Monday, May 29, 2023
KARACHI: Have you ever been to Karachi and visited Irani cafes? If not, then you have missed that historic culture which made the metropolis — the city of lights.
Karachi was a sensational city before the Partition too, its vibrant multicultural milieu was not the only reason that attracted tourists but also its evenings and gatherings. This trend of casual gathering became normal in the port city because of Irani cafes situated in different localities across Karachi.
What was so interesting about it? Well, Irani cafe culture is very different from other cafe scenes in the cosmopolitan city. They were the centres of progressive writers, trade union leaders, intellectuals and labourers. The uniqueness of these cafes can be observed today too. Every cafe is located at the corner of the road intersection.
The rationale to build this can be interpreted in many ways, however, one particular aspect as I have observed is that any person who travels by public transport can easily access this hotel as it is situated right at the corner. The infrastructure, norms and formalities not only let elite people enjoy the best of Iranian cuisine but normal people too. They are lawyers, students, broken heart lovers, penniless intellectuals and also mill owners and seths of Karachi who come and sit at the same tables and these cafes serve them equally.
There are only four Iranian cafes left in Karachi — Cafe Victory near Uni Plaza, Khairabad Tea Shop at Shaheen Complex, Cafe Darakhshan & Pehlvi at Saddar and Cafe Mubarak in Garden. Geo News tried to interview owners of all four, however, some of them didn't share stories because of several reasons. One of them is because they are Iranians and they fear trouble. However, Geo News engaged Cafe Victory and Khairabad Tea Shop.
Cafe Victory was built 55 years ago. The Chullu Kebab of this restaurant is their house special. The co-partner Abdul Hameed said, "Even after 55 years, we did not lose our customs. We cook Chullu Kabab without any South Asian spices, we serve it the way it was served 50 years ago. It's very hard to manage because of price inflation because everything we cook is in soya oil."
Like every wonderful story, there is a tragic present. This happened with Irani cafe culture too. These cafes are not popular today as they were in the 60s and 70s. We talked to multiple people who are either the owners of these cafes or were once before they sold them out to local people. None of them gave us a concrete reason for why Iranians are not investing in the food business even having a big market. Except for Abbas Ali, owner of one of the oldest functional Irani cafes, Khairabad Tea Shop.

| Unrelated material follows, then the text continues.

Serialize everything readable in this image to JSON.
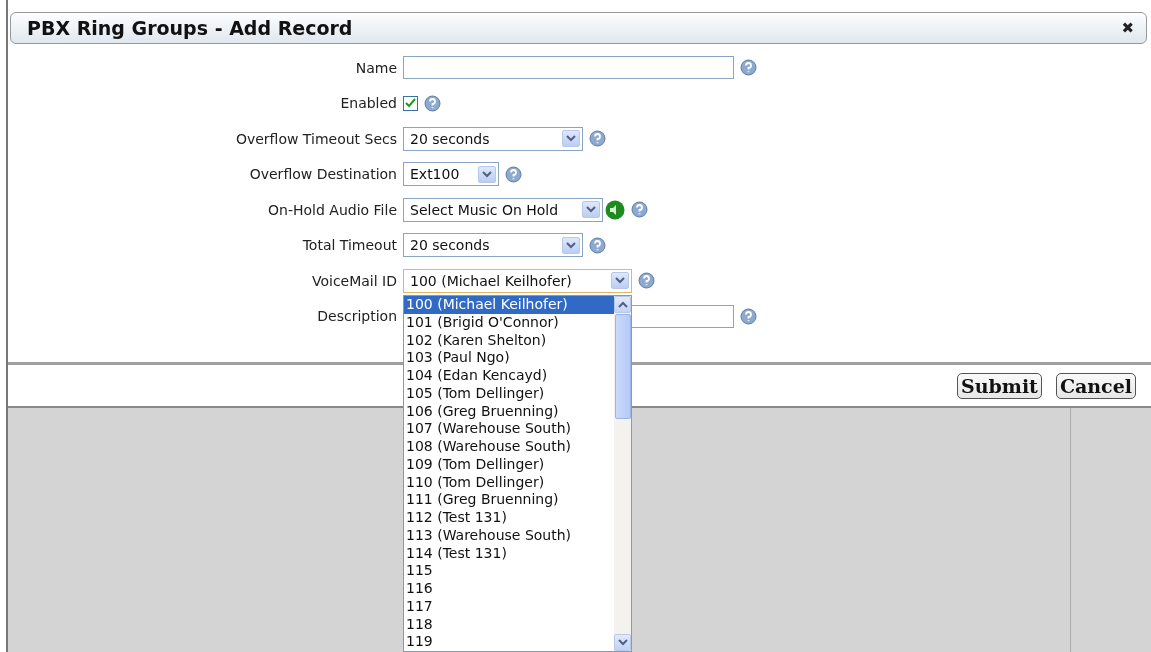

Khairabad Tea Shop was opened in 1943. It is still standing on its feet and serving the great prawn pulao to everyone, however, Abbas Ali thinks it's now impossible to run this cafe anymore. "The owners are demanding hundreds of thousands of rupees for rent because of its prime location. We are demanding our Pagri amount (traditional rent arrangements system in Pakistan) which is so less that we can not open another cafe.
"This cafe was built before the Partition of India and my forefathers have invested sweat and blood into it. We are the pioneers of modern food culture in Karachi and they treat us like we are no one. This cafe is a legacy of 80 years, and yet we are not Pakistanis. My children were born here yet they are not allowed to open a bank account. Our four generations have passed serving this land and they are throwing us out."
A similar account was shared with us by other people too but they wanted to be low profile due to legal complications. In short, Karachi's heritage is on the verge of extinction and at the speed of this city, we are leaving our evening conversations, our roots, our customs and gatherings in these cafes far behind.